— Мужчина… но поглядите, до чего вы себя довели! — пан Зусек безжалостно ткнул пальцами в живот. Пальцы были жесткими, а живот — так напротив. — Где ваша гордость? Где ваша стать?
— Где-то там… — прокомментировал субъект, разглядывая пана Зусека с немалым интересом. Особенно субъекта заинтересовал венок, который сидел набекрень, прикрывая левое ухо. Над правым же торчала обскубанная лавровая веточка.
— В каждом из нас, — пан Зусек сменил тон, — живет варвар! Первобытный. Дикий. Яростный. Он желает одного: сразиться и победить! Ясно?
Толстяк помотал головой.
— Варвар не преклоняется пред женщиной! Он ее завоевывает! И не цветочками — стишатами, но лишь аурой грубой силы… своего превосходства. Ты женат?
Толстяк кивнул.
— Женат. Жена тебя не уважает?
Вздохнул тяжко.
— Небось, говорит, что ты не мужчина… что она растратила на тебя лучшие годы своей жизни, — теперь голос пана Зусека звучал едко. И от каждого слова толстяк вздрагивал. — Она смеется над тобой. Унижает! А еще…
Он наклонился ближе, заставив толстяка попятится.
— Еще у нее есть мама!
Пан Зусек резко отвернулся.
— О да… мать жены… дражайшая теща… существо, сотворенное самим Хельмом, чтобы отравить всякую радость, которую только можно получить от брака. Она или живет с вами, или незримо присутствует в вашей жизни! Она везде! Ее портретами полнится ваш дом. Ее письма жена хранит в вашем секретере! А ныне… ныне теща может звонить! И вы, всего-то сняв трубку, услышите ее голос столь же явно, как если бы она сама явилась пред вами… как знать, быть может, недалеко то время, когда наука пронзит пространство и сделает возможным мгновенное перемещение. И тогда… тогда, даже живя в другом городе, вы не спасетесь от тещи…
По залу прокатился тяжкий вздох, а антрепренер заиграл что-то в высшей степени печальное, верно, воображением он обладал живым, богатым.
— Но пришла пора положить конец диктатуре тещ! — тяжкая ладонь легла на плечо толстяка. А пан Зусек из складок тоги вытащил часы. Часы сии были весьма обыкновенными и куда более подходили к ботинкам, нежели к тоге и венку. — Сегодня. Сейчас ты станешь другим человеком. Ты явишься домой. И заглянешь в ее глаза. Ты скажешь ей, чтобы убиралась из твоего дома! Из твоей жизни!

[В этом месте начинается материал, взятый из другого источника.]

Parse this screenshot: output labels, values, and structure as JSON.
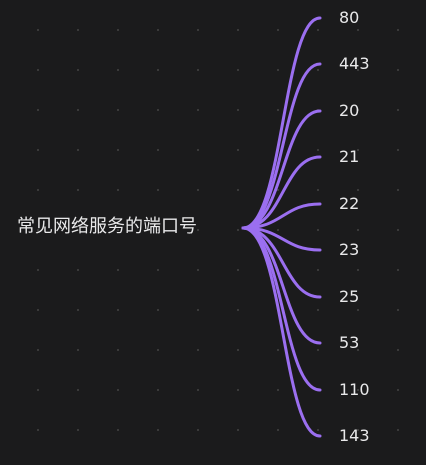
{
  "mindmap": {
    "root": "常见网络服务的端口号",
    "children": [
      {
        "label": "80"
      },
      {
        "label": "443"
      },
      {
        "label": "20"
      },
      {
        "label": "21"
      },
      {
        "label": "22"
      },
      {
        "label": "23"
      },
      {
        "label": "25"
      },
      {
        "label": "53"
      },
      {
        "label": "110"
      },
      {
        "label": "143"
      }
    ]
  },
  "colors": {
    "background": "#1b1b1c",
    "branch": "#9b6ff0",
    "text": "#e9e9ea"
  }
}
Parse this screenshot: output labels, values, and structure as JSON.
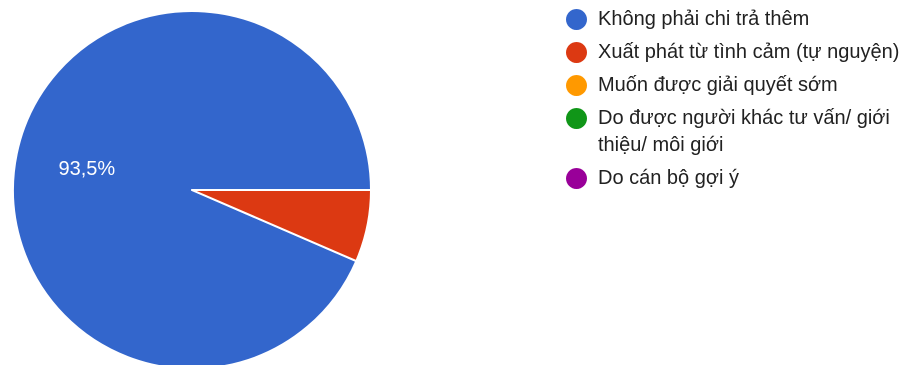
{
  "chart_data": {
    "type": "pie",
    "categories": [
      "Không phải chi trả thêm",
      "Xuất phát từ tình cảm (tự nguyện)",
      "Muốn được giải quyết sớm",
      "Do được người khác tư vấn/ giới thiệu/ môi giới",
      "Do cán bộ gợi ý"
    ],
    "values": [
      93.5,
      6.5,
      0,
      0,
      0
    ],
    "colors": [
      "#3366cc",
      "#dc3912",
      "#ff9900",
      "#109618",
      "#990099"
    ],
    "data_labels": [
      "93,5%",
      "",
      "",
      "",
      ""
    ],
    "legend_position": "right",
    "title": ""
  }
}
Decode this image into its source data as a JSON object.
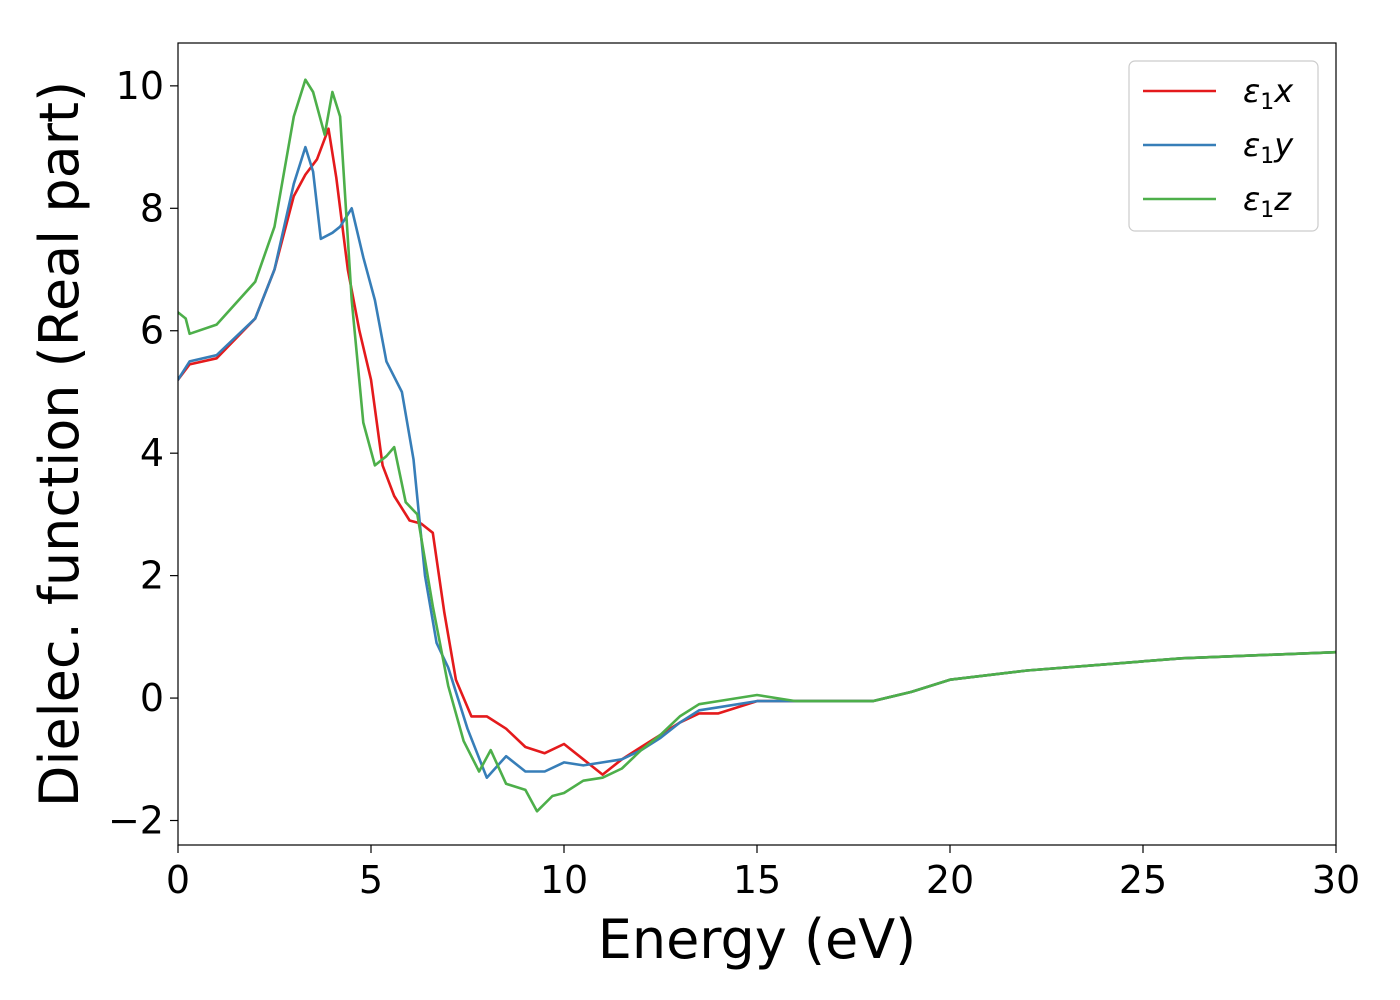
{
  "chart_data": {
    "type": "line",
    "xlabel": "Energy (eV)",
    "ylabel": "Dielec. function (Real part)",
    "xlim": [
      0,
      30
    ],
    "ylim": [
      -2.4,
      10.7
    ],
    "xticks": [
      0,
      5,
      10,
      15,
      20,
      25,
      30
    ],
    "yticks": [
      -2,
      0,
      2,
      4,
      6,
      8,
      10
    ],
    "grid": false,
    "legend_position": "top-right",
    "series": [
      {
        "name": "ε1x",
        "symbol": "ε",
        "subscript": "1",
        "suffix": "x",
        "color": "#e41a1c",
        "x": [
          0,
          0.3,
          1.0,
          2.0,
          2.5,
          3.0,
          3.3,
          3.6,
          3.9,
          4.1,
          4.4,
          4.7,
          5.0,
          5.3,
          5.6,
          6.0,
          6.3,
          6.6,
          6.9,
          7.2,
          7.6,
          8.0,
          8.5,
          9.0,
          9.5,
          10.0,
          10.5,
          11.0,
          11.5,
          12.0,
          12.5,
          13.0,
          13.5,
          14.0,
          15.0,
          16.0,
          17.0,
          18.0,
          19.0,
          20.0,
          22.0,
          24.0,
          26.0,
          28.0,
          30.0
        ],
        "y": [
          5.2,
          5.45,
          5.55,
          6.2,
          7.0,
          8.2,
          8.55,
          8.8,
          9.3,
          8.5,
          7.0,
          6.0,
          5.2,
          3.8,
          3.3,
          2.9,
          2.85,
          2.7,
          1.4,
          0.3,
          -0.3,
          -0.3,
          -0.5,
          -0.8,
          -0.9,
          -0.75,
          -1.0,
          -1.25,
          -1.0,
          -0.8,
          -0.6,
          -0.4,
          -0.25,
          -0.25,
          -0.05,
          -0.05,
          -0.05,
          -0.05,
          0.1,
          0.3,
          0.45,
          0.55,
          0.65,
          0.7,
          0.75
        ]
      },
      {
        "name": "ε1y",
        "symbol": "ε",
        "subscript": "1",
        "suffix": "y",
        "color": "#377eb8",
        "x": [
          0,
          0.3,
          1.0,
          2.0,
          2.5,
          3.0,
          3.3,
          3.5,
          3.7,
          4.0,
          4.2,
          4.5,
          4.8,
          5.1,
          5.4,
          5.8,
          6.1,
          6.4,
          6.7,
          7.0,
          7.5,
          8.0,
          8.5,
          9.0,
          9.5,
          10.0,
          10.5,
          11.0,
          11.5,
          12.0,
          12.5,
          13.0,
          13.5,
          14.0,
          15.0,
          16.0,
          17.0,
          18.0,
          19.0,
          20.0,
          22.0,
          24.0,
          26.0,
          28.0,
          30.0
        ],
        "y": [
          5.2,
          5.5,
          5.6,
          6.2,
          7.0,
          8.4,
          9.0,
          8.6,
          7.5,
          7.6,
          7.7,
          8.0,
          7.2,
          6.5,
          5.5,
          5.0,
          3.9,
          2.0,
          0.9,
          0.5,
          -0.5,
          -1.3,
          -0.95,
          -1.2,
          -1.2,
          -1.05,
          -1.1,
          -1.05,
          -1.0,
          -0.85,
          -0.65,
          -0.4,
          -0.2,
          -0.15,
          -0.05,
          -0.05,
          -0.05,
          -0.05,
          0.1,
          0.3,
          0.45,
          0.55,
          0.65,
          0.7,
          0.75
        ]
      },
      {
        "name": "ε1z",
        "symbol": "ε",
        "subscript": "1",
        "suffix": "z",
        "color": "#4daf4a",
        "x": [
          0,
          0.2,
          0.3,
          1.0,
          2.0,
          2.5,
          3.0,
          3.3,
          3.5,
          3.8,
          4.0,
          4.2,
          4.5,
          4.8,
          5.1,
          5.4,
          5.6,
          5.9,
          6.2,
          6.6,
          7.0,
          7.4,
          7.8,
          8.1,
          8.5,
          9.0,
          9.3,
          9.7,
          10.0,
          10.5,
          11.0,
          11.5,
          12.0,
          12.5,
          13.0,
          13.5,
          14.0,
          15.0,
          16.0,
          17.0,
          18.0,
          19.0,
          20.0,
          22.0,
          24.0,
          26.0,
          28.0,
          30.0
        ],
        "y": [
          6.3,
          6.2,
          5.95,
          6.1,
          6.8,
          7.7,
          9.5,
          10.1,
          9.9,
          9.2,
          9.9,
          9.5,
          6.5,
          4.5,
          3.8,
          3.95,
          4.1,
          3.2,
          3.0,
          1.5,
          0.2,
          -0.7,
          -1.2,
          -0.85,
          -1.4,
          -1.5,
          -1.85,
          -1.6,
          -1.55,
          -1.35,
          -1.3,
          -1.15,
          -0.85,
          -0.6,
          -0.3,
          -0.1,
          -0.05,
          0.05,
          -0.05,
          -0.05,
          -0.05,
          0.1,
          0.3,
          0.45,
          0.55,
          0.65,
          0.7,
          0.75
        ]
      }
    ]
  }
}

Часы повисли на серебряной цепочке.
— Смотри! Внимательно смотри и слушай мой голос… считай со мной… десять…
— Д — десять…
— Девять… твое тело становится легким…
Гавриил отвел взгляд.
Гипноз.
И всего-то? Нет, Гавриил знал, что загипнотизировать человека не так-то и просто, что надобен талант и умение немалое, но… он ждал чего-то иного.
Чего?
— Экий хитрец, — ткнул субъект острым локтем. — Поглянь только, чего творит!
Толстяк стоял, широко расставив ноги, плечи опустив. Руки его безвольно повисли, и в левой потной ладони поблескивала перламутром оторванная пуговица.
— Его разум спит, — сказал пан Зусек залу. — Сознательное уступает дорогу бессознательному!
Взмах руки.
И венок из золоченых лавровых листьев-таки не удержался на макушке, упал. Поднимать его пан Зусек воздержался, раздраженно подпихнул ногой за ближайшую колонну, чтоб лавр глаза не мозолил.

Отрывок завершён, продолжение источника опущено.